Another point that needs consideration is deciding which scanning approach is most appropriate for the country context. In Ethiopia, the team used a locally developed open-sourced smartphone application, while in Pakistan the team procured new handheld optical scanners. Although both options served their intended purpose, we recommend that countries consider their national technology capacity, and then choose the approach and type of investment—short- or long-term—that best suits a country's needs. A brief comparison between smartphone and handheld scanners has been compiled in Table 3.

TABLE 3.

Comparison Between Smartphone and Handheld Scanners

Approach	Pros	Cons
Smartphone scanner	Flexibility to customize and update app software Ability to leverage existing personal smartphones Ability to adopt or adapt the app (open-source)	Poor ergonomic design for scanning Slower scan speed rate Function depends on mobile penetration in the country Several mobile apps, which can be confusing for the user Higher battery burn rate to smartphone
Handheld scanner	Faster scan speed rate Good ergonomic design for scanning	Stable funding is needed to procure, maintain, and/or upgrade handheld scanners at all distribution touch points
Hybrid handheld scanner connected to a smartphone via Bluetooth (as an alternative for future consideration)	Lower cost than traditional handheld scanner Faster scan speed rate Good ergonomic design for scanning Can leverage smartphone app software	Higher battery burn rate to smartphone

While the penetration of mobile services is on the rise in developing countries, according to the International Telecommunication Union, mobile cellular subscriptions for 2015 was reported at 43 per 100 people in Ethiopia and 67 per 100 people in Pakistan. Based on the 2015 Pew Research Center analysis, Ethiopia and Pakistan were rated as having 2 of the lowest smartphone ownership rates globally (4% and 11%, respectively). Ethiopia has the added challenge of being captive to only 1 operator, which supports 42.1 million mobile connections in the country. In contrast, Pakistan has 8 operators supporting 127.9 million mobile connections in the country. These are important factors to consider when incorporating mobile technology into track and trace designs. If a country has insufficient mobile network coverage, then handheld optical scanners, which do not rely on mobile networks, should be considered. Along the same logic, if a high number of operators support a vibrant mobile network coverage, smartphones may be the best option to perform the scanning.

CONCLUSION

The collective experience from the Pakistan and Ethiopia pilots highlights the importance of adopting bar codes as part of a global standardized system for product identification and data capture that serves as a foundation for interoperability and data sharing that is essential to achieve end-to-end data visibility in the supply chains.

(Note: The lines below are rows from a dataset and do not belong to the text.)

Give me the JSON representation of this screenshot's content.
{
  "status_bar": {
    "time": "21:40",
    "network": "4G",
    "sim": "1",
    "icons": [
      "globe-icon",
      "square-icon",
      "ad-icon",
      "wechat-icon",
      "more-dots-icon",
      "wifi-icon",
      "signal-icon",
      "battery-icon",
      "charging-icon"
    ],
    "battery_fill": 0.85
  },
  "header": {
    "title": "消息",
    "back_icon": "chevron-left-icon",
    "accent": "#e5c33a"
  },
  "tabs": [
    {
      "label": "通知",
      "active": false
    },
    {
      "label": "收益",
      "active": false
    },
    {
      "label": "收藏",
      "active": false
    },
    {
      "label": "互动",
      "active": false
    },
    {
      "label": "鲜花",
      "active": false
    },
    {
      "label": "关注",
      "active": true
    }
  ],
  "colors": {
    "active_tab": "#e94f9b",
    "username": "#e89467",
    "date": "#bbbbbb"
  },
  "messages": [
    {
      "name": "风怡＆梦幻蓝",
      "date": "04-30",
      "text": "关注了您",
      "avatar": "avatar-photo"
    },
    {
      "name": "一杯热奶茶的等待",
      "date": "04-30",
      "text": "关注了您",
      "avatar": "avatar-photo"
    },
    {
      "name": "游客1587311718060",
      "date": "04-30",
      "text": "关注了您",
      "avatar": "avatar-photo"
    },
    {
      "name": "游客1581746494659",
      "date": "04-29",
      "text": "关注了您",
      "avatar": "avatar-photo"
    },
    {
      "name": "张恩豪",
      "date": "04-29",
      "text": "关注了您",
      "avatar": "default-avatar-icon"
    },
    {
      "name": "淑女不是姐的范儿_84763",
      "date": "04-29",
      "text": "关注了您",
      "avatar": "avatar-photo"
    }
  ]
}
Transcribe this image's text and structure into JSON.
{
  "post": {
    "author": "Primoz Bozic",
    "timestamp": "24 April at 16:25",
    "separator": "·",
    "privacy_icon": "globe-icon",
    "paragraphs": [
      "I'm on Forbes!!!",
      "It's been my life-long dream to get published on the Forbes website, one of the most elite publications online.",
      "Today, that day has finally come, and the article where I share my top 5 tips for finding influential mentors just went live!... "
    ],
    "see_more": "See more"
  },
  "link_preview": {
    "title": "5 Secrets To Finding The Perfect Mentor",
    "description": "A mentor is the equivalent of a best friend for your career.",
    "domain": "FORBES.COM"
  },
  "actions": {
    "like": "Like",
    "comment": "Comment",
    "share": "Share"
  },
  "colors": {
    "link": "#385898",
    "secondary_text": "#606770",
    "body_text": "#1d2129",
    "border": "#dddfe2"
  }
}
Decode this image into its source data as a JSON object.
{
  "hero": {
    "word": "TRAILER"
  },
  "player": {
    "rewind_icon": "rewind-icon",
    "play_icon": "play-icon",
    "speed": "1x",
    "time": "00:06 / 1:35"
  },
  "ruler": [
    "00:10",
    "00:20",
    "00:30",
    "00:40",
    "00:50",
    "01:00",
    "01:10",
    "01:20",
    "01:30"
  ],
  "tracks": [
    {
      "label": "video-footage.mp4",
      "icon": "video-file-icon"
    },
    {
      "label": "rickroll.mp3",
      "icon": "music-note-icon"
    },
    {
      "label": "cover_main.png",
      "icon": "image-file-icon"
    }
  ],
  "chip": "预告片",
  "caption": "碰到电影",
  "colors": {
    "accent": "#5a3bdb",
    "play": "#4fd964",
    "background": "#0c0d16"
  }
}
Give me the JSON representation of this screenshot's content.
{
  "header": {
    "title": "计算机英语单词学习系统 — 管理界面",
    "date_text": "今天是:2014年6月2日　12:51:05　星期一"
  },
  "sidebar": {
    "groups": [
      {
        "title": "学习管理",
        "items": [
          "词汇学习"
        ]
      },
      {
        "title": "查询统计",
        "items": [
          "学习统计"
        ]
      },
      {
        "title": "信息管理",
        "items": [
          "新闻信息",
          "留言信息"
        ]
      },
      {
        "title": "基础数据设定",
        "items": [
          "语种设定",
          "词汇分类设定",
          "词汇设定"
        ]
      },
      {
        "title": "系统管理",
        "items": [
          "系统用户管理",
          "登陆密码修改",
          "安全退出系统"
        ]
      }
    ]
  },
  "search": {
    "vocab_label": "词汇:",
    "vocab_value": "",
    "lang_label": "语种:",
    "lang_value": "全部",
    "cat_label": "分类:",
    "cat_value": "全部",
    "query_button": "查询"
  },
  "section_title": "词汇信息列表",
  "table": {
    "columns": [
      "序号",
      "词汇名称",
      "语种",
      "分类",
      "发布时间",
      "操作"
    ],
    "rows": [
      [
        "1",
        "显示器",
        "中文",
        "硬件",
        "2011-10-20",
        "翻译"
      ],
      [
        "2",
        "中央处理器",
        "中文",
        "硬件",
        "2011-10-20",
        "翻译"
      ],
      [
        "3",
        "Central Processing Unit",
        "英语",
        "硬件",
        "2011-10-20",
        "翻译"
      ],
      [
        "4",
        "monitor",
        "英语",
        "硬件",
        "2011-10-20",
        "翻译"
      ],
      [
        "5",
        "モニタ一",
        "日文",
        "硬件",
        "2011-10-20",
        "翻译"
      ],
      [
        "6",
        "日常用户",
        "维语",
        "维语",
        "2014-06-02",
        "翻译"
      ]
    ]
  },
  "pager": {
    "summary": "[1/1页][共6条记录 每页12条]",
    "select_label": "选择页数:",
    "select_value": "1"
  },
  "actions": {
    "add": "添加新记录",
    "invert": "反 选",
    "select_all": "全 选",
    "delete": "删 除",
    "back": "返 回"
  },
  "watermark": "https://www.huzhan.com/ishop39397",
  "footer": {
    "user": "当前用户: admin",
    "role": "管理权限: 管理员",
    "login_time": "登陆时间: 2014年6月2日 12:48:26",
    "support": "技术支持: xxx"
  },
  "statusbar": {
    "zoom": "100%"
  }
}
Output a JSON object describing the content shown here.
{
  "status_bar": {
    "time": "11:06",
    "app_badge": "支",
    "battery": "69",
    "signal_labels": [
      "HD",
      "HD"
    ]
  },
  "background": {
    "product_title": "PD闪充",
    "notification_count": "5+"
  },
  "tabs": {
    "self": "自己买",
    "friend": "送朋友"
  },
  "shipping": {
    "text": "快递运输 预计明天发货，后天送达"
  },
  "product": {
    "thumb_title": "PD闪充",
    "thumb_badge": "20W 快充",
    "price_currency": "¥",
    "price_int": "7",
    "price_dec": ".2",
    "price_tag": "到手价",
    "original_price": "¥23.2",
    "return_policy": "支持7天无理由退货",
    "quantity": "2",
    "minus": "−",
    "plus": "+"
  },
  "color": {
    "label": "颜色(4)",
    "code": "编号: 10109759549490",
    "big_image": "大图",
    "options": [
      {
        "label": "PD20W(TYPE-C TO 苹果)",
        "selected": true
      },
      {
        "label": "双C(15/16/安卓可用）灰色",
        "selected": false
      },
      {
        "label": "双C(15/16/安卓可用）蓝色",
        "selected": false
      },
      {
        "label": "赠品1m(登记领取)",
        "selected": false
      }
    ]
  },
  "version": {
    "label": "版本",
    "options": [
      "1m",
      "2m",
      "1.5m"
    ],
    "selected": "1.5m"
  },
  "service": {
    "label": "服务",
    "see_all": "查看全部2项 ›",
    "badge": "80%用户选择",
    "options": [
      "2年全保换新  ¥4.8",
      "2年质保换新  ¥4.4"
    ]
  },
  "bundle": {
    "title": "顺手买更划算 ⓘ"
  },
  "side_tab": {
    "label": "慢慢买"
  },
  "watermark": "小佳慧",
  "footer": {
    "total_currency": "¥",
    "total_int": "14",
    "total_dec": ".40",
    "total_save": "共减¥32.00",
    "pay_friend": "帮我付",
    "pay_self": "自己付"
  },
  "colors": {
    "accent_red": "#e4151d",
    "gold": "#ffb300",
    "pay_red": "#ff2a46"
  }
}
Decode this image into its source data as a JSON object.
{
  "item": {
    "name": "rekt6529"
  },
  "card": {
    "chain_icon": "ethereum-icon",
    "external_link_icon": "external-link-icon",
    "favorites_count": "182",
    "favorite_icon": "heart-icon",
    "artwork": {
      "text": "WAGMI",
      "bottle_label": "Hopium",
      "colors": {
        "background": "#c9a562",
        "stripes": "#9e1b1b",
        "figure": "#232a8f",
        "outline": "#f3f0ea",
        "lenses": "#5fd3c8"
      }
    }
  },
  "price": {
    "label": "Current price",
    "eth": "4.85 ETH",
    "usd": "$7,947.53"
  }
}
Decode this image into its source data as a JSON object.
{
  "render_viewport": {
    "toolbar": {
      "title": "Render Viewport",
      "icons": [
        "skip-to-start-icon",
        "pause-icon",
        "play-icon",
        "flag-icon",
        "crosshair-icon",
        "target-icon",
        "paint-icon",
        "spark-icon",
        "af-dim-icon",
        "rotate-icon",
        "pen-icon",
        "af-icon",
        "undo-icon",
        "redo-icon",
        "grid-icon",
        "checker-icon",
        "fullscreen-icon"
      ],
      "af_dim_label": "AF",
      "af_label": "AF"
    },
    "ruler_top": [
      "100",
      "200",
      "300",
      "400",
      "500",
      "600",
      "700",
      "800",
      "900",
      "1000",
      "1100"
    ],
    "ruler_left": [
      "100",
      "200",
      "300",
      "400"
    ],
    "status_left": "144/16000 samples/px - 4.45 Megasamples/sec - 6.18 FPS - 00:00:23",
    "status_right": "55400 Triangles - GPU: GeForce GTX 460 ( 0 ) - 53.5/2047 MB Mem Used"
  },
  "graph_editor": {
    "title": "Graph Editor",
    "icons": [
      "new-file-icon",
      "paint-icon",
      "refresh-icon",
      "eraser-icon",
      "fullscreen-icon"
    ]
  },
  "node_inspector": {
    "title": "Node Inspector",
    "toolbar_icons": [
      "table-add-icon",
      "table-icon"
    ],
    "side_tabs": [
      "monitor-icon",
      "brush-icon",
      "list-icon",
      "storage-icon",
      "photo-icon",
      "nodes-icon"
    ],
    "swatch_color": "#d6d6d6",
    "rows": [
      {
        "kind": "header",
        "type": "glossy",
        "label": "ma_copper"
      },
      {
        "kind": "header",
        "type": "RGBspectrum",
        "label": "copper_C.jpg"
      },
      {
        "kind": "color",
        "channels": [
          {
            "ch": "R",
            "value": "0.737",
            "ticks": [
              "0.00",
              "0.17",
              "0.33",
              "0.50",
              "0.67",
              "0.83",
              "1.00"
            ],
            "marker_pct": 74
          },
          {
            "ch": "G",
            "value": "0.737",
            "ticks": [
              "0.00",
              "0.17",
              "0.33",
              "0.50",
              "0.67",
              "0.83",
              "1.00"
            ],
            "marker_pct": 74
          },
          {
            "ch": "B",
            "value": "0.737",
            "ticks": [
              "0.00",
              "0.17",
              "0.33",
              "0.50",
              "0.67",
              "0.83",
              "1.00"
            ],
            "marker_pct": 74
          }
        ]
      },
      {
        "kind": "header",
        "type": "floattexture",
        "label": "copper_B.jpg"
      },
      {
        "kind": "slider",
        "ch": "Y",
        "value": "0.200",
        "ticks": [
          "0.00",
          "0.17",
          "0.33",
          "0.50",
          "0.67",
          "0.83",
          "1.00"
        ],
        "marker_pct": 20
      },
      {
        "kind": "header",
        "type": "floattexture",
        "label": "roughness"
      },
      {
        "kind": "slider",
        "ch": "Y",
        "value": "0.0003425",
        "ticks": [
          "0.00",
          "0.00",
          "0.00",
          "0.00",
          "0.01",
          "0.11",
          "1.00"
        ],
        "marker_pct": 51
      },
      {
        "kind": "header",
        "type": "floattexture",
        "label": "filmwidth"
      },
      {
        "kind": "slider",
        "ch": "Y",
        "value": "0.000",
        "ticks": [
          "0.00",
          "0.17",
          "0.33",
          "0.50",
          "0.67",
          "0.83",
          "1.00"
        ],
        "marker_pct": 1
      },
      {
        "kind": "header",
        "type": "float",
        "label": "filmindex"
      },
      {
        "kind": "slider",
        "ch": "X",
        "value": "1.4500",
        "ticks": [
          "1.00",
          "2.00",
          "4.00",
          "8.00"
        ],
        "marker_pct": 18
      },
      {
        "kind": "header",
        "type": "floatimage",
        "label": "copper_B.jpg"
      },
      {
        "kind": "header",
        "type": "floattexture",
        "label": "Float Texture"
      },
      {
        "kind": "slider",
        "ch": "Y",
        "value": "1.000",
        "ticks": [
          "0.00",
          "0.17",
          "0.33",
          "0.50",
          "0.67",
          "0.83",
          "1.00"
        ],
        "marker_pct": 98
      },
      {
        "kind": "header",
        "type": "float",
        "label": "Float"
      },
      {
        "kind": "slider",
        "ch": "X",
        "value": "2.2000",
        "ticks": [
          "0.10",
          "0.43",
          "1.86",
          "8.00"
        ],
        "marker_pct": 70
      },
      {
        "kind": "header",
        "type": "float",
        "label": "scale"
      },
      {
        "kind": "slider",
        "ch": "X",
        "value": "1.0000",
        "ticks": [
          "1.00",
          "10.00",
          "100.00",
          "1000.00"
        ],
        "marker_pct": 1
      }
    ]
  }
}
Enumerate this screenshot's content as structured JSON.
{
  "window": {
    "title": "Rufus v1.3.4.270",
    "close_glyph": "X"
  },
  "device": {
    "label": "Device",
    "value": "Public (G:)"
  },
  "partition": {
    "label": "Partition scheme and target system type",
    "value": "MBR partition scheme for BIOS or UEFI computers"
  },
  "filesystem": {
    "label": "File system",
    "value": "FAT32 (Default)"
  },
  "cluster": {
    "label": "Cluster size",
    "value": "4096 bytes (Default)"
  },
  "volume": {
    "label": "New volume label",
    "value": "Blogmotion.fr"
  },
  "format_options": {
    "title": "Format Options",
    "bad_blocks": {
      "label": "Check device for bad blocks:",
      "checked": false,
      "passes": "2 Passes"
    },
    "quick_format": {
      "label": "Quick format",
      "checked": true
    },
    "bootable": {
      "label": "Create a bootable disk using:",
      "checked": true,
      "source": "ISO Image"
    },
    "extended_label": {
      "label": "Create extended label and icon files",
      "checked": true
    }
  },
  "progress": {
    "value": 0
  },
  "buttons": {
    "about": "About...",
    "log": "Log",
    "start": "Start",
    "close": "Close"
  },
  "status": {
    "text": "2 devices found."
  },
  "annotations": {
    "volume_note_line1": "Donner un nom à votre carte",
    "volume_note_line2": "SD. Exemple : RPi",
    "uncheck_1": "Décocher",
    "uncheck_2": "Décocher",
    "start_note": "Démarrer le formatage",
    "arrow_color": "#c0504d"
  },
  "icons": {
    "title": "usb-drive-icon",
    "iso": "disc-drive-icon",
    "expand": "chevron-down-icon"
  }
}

The pilots demonstrated the value of implementing an automated logistic management information system based on global standards and using bar code technology to improve the efficiency of the supply chain operation, address the data quality issues, and achieve near real-time data visibility. This ultimately helps to ensure that patients have continuous and consistent access to high-quality medicines at the right time and right place.

The pilots demonstrated the value of implementing an automated logistic management information system based on global standards and using bar code technology to improve the efficiency of the supply chain operation, address the data quality issues, and achieve near real-time data visibility.

While there is still considerable work to do before countries can reach optimal E2E data visibility, the results from these and related pilots indicate that we can reach this goal by adopting the same global standards and practice for public health supply chains.